La ricchezza di vita presente in tali pozze dei Paduli, (alimentate dalle piogge abbondanti su suolo terroso), che ho potuto personalmente constatare attraverso pescate fatte con apposito retino, è la ragione per la quale è qui tanto diffusa la presenza di avifauna acquatica, (che vi annovera uccelli di innumerevoli specie, dagli anatidi alle oche, dai cigni ai trampolieri, dai ciconiformi agli ardeidi e, poi, gruiformi, limicoli, ecc.). Tanti di questi uccelli infatti possono abbondantemente sfamarsi grazie all’abbondante quantità di plancton, zooplancton e fitoplancton che si genera nelle acque limacciose dei Paduli. Fanno da contorno, alla tanta vitalità dell’ecosistema, tritoni, rane, rospi, raganelle e loro girini, insetti di innumerevoli specie, oltre a tanti altri animali che, assieme, alimentano e costituiscono una ricca ed interessantissima catena alimentare.

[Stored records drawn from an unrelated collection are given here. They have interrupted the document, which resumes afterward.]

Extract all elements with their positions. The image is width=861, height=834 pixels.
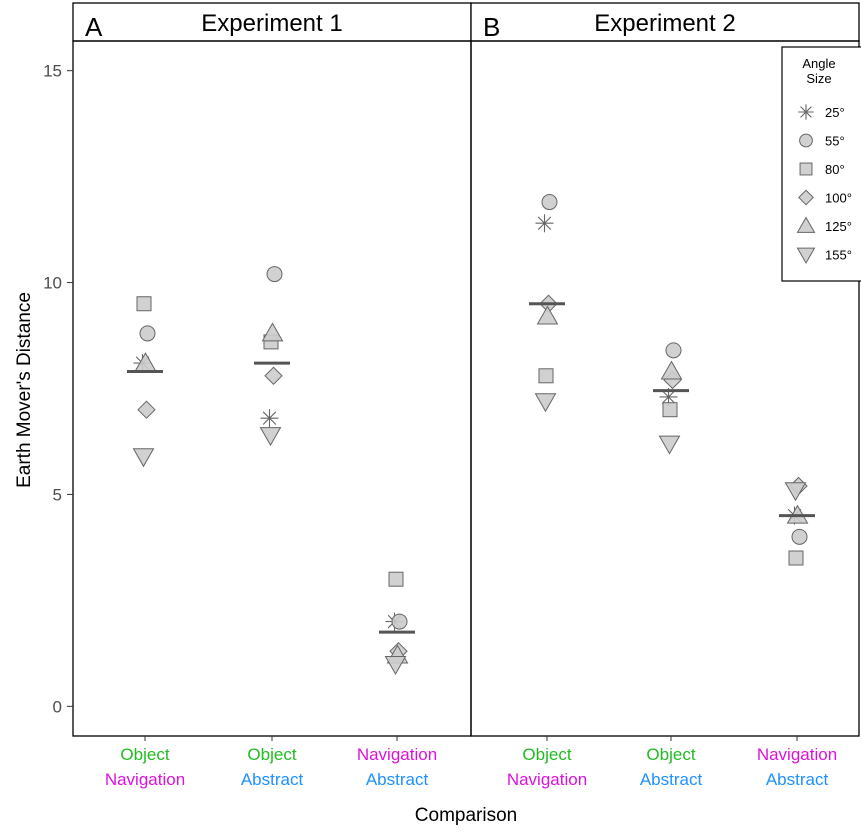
y-tick-label: 0: [53, 697, 62, 716]
panel-tag: B: [483, 12, 500, 42]
data-point-triangle-down: [784, 482, 807, 502]
category-label-line1: Navigation: [757, 745, 837, 764]
legend-key-triangle-up: [796, 216, 816, 233]
legend-key-square: [799, 162, 813, 176]
category-label-line2: Abstract: [241, 770, 304, 789]
category-label-line2: Abstract: [766, 770, 829, 789]
data-point-triangle-down: [132, 448, 155, 468]
category-label-line1: Object: [646, 745, 695, 764]
y-axis-title: Earth Mover's Distance: [14, 292, 35, 488]
legend-title: Size: [806, 71, 831, 86]
legend-key-triangle-down: [796, 247, 816, 265]
panel-tag: A: [85, 12, 103, 42]
category-label-line2: Navigation: [507, 770, 587, 789]
panel-b: Experiment 2 B Object Navigation Object Abstr…: [470, 2, 860, 789]
legend-label: 25°: [825, 105, 845, 120]
category-label-line1: Navigation: [357, 745, 437, 764]
data-point-triangle-up: [261, 322, 284, 342]
data-point-circle: [139, 325, 156, 342]
data-point-circle: [791, 528, 808, 545]
panels: Experiment 1 A Object Navigation Object Abstr…: [72, 2, 860, 789]
data-point-circle: [391, 613, 408, 630]
category-label-line1: Object: [522, 745, 571, 764]
legend-box: [781, 46, 861, 282]
legend-title: Angle: [802, 56, 835, 71]
category-label-line1: Object: [120, 745, 169, 764]
plot-frame: [470, 40, 860, 737]
strip-title: Experiment 1: [201, 10, 342, 37]
category-label-line1: Object: [247, 745, 296, 764]
data-point-asterisk: [535, 214, 554, 233]
x-axis-title: Comparison: [415, 805, 517, 826]
data-point-triangle-down: [259, 427, 282, 447]
data-point-square: [388, 571, 404, 587]
data-point-diamond: [137, 400, 156, 419]
data-point-circle: [541, 194, 558, 211]
legend-label: 55°: [825, 134, 845, 149]
legend-key-diamond: [798, 189, 814, 206]
data-point-square: [788, 550, 804, 566]
y-tick-label: 15: [43, 62, 62, 81]
data-point-triangle-down: [384, 655, 407, 675]
data-point-asterisk: [260, 409, 279, 428]
panel-a: Experiment 1 A Object Navigation Object Abstr…: [72, 2, 472, 789]
data-point-diamond: [264, 366, 283, 385]
legend-key-circle: [799, 133, 813, 148]
legend-label: 125°: [825, 219, 852, 234]
data-point-square: [538, 368, 554, 384]
data-point-asterisk: [659, 387, 678, 406]
data-point-circle: [665, 342, 682, 359]
data-point-circle: [266, 266, 283, 283]
y-axis: 0 5 10 15: [43, 62, 73, 716]
category-label-line2: Navigation: [105, 770, 185, 789]
strip-header: [72, 2, 472, 42]
y-tick-label: 5: [53, 485, 62, 504]
legend-label: 155°: [825, 248, 852, 263]
category-label-line2: Abstract: [366, 770, 429, 789]
legend-key-asterisk: [798, 104, 814, 120]
data-point-triangle-down: [534, 393, 557, 413]
legend-label: 80°: [825, 162, 845, 177]
data-point-triangle-up: [134, 352, 157, 372]
data-point-triangle-down: [658, 435, 681, 455]
data-point-square: [136, 296, 152, 312]
category-label-line2: Abstract: [640, 770, 703, 789]
data-point-triangle-up: [660, 360, 683, 380]
strip-title: Experiment 2: [594, 10, 735, 37]
data-point-square: [662, 402, 678, 418]
y-tick-label: 10: [43, 274, 62, 293]
legend-label: 100°: [825, 191, 852, 206]
data-point-triangle-up: [536, 305, 559, 325]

In questi ambienti il fitoplacton è costituito da piante caratterizzate da un ciclo di vita strettamente legato ai ritmi delle stesse pozze. Tra di esse si ritrovano anche le alghe unicellulari verdi, come le clorelle e quelle pluricellulari oltre a tutta quella vegetazione tipica dei cosiddetti limni – termine che viene dal greco ed indica un luogo umido e ricco d’acqua stagnante così com’è nella stessa etimologia dei laghi detti Alimini in feudo di Otranto – tra cui le felci endemiche come la Marsilea strigosa dalla foglia galleggiante a forma di quadrifoglio scoperta nei laghi effimeri in feudo di Montesano Salentino e, precisamente, in località la Padula, ricadente, a sua volta, sempre nel Parco della Foresta Belvedere e nella vasta area dei Paduli centro-salentini. Questa specie fu scoperta da studiosi, biologi e ricercatori dell’Orto Botanico dell’Università del Salento tra cui la sua responsabile, la professoressa Rita Accogli e Leonardo Beccarisi. Di grande importanza per l’approfondimento della flora tipica delle pozze effimere presenti in quest’area, come anche della Grecìa Salentina, di Arneo, del Capo di Leuca, ecc., è il costante lavoro di ricerca svolto, sia sul territorio e sia in laboratorio, da parte della limnologa botanica Paola Ernandes, sempre dello stesso Orto Botanico leccese, che ha individuato microfelci assolutamente endemiche del Salento. Infine non si può rimanere indifferenti di fronte alle tante diverse specie di narcisi e di crochi che pure trovano in questi lacchi un habitat ideale. È il caso, per esempio, del Laccu Craparu di Soleto nella Grecia Salentina – un lago temporaneo di origine carsica poiché formatosi in una dolina che si apre nella dura roccia calcarea, tra gli olivi, quasi fosse un cratere, scavato ed eroso dalle acque piovane nei millenni che vi hanno depositato dentro uno strato di terre rosse semi-impermeabili – dove abbiamo osservato, (in un’escursione del 21 ottobre 2012), narcisi e crochi, che rispettivamente, punteggiavano e coloravano di bianco e di rosa un fondo di erbetta verde.